Guilt By Association: Psychoanalyzing Spellbound highlights psychoanalysis hook and dream interpretation. We also learn that Hitchcock was primarily interested in Freud only as a means to tell a story. A highlight of the extras is Hitchcock directing the 1948 radio play of Spellbound featuring Joseph Cotten subbing for Peck.
A deft mixture of romance and thrills, the 1946 hit Notorious featuring Ingrid Bergman, Cary Grant and Claude Rains is one of the best films Hitchcock ever made.
Bergman plays the daughter of a disgraced father, who is recruited by American agents to infiltrate a post-World War II Nazi spy ring in Rio. Her agent, played by Grant, does not seem to like her at the beginning but develops a romantic bond later. Her assignment is to marry the suspected ringleader (Claude Rains) and get the secrets out. But complications arise leading to emotionally stirring scenes, filled with tension and suspense.
Critics believe that Grant and Bergman have not given many performances that could match their work here but watch for out yet another consummate artist, Claude Rains.

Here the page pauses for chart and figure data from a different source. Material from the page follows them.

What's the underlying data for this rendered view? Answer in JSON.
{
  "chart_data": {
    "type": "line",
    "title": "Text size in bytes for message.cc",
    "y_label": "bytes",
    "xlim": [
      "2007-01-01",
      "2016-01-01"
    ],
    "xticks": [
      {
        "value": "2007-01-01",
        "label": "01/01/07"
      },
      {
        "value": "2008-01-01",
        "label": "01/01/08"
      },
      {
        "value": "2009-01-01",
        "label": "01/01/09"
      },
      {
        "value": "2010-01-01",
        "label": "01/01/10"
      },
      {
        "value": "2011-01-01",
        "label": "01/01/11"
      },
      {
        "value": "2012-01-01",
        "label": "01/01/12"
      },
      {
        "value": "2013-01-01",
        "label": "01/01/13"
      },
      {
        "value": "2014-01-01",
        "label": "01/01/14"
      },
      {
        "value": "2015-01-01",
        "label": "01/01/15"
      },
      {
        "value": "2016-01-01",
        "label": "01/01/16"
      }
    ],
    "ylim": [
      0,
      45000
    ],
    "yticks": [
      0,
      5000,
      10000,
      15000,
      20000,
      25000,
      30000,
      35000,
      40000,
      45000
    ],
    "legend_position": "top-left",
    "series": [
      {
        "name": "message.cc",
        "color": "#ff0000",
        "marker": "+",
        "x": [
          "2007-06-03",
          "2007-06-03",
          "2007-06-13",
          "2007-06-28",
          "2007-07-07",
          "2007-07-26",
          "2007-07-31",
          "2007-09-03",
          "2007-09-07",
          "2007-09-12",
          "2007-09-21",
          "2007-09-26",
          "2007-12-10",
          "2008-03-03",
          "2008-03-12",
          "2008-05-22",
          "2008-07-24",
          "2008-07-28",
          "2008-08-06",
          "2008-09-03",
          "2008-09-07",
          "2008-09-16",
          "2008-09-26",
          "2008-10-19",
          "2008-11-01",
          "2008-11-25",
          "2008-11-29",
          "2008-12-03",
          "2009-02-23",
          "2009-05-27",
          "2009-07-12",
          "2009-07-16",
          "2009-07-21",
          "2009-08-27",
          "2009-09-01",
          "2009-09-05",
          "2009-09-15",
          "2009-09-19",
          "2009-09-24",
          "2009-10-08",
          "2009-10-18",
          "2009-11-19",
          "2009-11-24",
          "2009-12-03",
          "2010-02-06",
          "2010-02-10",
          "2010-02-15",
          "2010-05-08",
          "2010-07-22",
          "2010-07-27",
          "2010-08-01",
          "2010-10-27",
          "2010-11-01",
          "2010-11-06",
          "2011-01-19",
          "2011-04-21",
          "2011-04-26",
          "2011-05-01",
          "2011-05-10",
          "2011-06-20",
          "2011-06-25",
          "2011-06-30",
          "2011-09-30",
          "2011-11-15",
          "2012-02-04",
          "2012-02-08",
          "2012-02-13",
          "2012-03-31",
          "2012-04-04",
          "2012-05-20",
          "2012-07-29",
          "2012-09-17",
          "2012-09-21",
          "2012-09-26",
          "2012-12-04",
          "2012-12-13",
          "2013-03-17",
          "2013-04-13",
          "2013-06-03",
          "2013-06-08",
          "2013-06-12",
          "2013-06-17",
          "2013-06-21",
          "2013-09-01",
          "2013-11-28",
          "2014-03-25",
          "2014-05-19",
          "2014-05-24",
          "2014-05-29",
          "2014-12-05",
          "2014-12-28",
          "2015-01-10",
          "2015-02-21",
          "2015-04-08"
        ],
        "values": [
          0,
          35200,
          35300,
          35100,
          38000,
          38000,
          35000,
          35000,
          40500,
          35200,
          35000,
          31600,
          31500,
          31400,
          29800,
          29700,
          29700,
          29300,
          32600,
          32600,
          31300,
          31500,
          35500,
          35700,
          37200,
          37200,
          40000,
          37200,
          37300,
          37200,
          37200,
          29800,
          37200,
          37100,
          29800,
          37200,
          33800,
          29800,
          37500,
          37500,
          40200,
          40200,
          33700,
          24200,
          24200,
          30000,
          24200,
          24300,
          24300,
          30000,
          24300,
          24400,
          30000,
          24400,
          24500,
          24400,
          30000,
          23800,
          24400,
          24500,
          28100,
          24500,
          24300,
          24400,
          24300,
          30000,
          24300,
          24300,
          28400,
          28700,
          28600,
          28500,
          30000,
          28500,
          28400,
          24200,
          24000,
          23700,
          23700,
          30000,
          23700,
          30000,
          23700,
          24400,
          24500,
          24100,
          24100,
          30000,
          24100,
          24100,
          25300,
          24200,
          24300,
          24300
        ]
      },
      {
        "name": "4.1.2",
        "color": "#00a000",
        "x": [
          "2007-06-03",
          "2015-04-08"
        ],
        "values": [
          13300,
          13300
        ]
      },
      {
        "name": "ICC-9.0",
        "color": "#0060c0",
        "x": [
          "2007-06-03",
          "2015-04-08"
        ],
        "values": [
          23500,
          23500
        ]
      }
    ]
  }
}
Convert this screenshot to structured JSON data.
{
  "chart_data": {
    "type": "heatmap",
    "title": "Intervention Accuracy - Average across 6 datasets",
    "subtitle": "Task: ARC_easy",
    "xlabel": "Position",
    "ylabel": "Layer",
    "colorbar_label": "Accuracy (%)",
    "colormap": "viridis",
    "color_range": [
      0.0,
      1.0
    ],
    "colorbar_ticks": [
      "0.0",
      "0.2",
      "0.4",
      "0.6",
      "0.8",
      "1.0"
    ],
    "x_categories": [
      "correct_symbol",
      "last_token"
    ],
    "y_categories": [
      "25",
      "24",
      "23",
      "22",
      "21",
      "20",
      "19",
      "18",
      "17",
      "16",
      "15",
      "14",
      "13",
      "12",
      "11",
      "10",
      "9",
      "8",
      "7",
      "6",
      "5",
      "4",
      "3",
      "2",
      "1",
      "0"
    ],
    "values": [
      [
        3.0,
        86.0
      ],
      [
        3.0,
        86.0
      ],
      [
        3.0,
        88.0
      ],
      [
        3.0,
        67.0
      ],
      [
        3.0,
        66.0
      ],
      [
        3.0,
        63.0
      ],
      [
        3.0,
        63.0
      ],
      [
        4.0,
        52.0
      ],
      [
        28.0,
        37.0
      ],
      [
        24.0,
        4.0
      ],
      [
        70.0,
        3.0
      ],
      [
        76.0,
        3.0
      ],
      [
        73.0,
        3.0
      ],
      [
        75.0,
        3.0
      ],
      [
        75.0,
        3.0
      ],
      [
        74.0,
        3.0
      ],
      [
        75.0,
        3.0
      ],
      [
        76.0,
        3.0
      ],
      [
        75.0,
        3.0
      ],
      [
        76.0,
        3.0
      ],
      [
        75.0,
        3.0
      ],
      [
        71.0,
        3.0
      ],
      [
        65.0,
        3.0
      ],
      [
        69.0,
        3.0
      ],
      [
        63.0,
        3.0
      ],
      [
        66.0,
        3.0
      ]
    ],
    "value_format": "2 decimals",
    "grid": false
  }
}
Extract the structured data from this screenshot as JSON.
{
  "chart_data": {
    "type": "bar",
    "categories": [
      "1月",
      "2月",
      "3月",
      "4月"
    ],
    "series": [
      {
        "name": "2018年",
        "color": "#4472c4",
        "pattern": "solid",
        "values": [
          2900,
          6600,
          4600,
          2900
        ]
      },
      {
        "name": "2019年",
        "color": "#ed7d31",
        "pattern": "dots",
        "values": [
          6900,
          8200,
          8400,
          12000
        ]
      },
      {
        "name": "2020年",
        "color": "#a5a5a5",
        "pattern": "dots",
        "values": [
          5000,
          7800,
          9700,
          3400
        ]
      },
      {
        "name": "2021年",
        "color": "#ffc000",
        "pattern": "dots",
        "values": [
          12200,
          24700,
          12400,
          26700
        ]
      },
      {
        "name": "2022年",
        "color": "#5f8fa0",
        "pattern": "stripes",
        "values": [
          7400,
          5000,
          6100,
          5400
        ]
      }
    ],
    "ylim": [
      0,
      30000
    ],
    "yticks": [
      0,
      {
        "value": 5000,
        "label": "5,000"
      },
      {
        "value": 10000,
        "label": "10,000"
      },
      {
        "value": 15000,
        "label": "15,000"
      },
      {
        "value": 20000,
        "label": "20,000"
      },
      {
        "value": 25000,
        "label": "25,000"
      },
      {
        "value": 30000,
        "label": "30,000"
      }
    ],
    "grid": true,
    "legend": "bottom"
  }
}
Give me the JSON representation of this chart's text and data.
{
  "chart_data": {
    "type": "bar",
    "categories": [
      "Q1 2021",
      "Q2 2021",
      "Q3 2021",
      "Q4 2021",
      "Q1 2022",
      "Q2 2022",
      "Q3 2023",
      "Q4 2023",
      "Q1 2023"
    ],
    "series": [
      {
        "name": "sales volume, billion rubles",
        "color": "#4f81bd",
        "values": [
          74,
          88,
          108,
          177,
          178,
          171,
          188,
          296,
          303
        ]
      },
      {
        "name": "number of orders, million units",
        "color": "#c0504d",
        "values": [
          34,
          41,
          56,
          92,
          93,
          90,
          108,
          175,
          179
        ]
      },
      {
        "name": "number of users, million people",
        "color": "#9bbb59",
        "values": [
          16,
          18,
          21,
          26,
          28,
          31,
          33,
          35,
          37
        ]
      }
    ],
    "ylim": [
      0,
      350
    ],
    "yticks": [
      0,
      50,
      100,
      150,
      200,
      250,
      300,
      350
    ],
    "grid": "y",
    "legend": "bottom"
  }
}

Critics also believe Notorious marks a watershed for Hitchcock artistically, and represents skill and maturity as a director. His biographer, Donald Spoto wrote, 'Notorious is in fact Alfred Hitchcock's first attempt -- at the age of 46 -- to bring his talents to the creation of a serious love story, and it's story of two men in love with Ingrid Bergman could only have been made at this stage of his life.'
The film have many intriguing close ups and the well edited scenes enhance the tension, and watching them in this Blu-ray addition adds to the pleasure of seeing a first rate production with heightened sensory feelings.
Bonus items include a short on the making of the film, audio interview with Hitchcock and a radio play that Hitchcock directed featuring Joseph Cotten and Ingrid Bergman.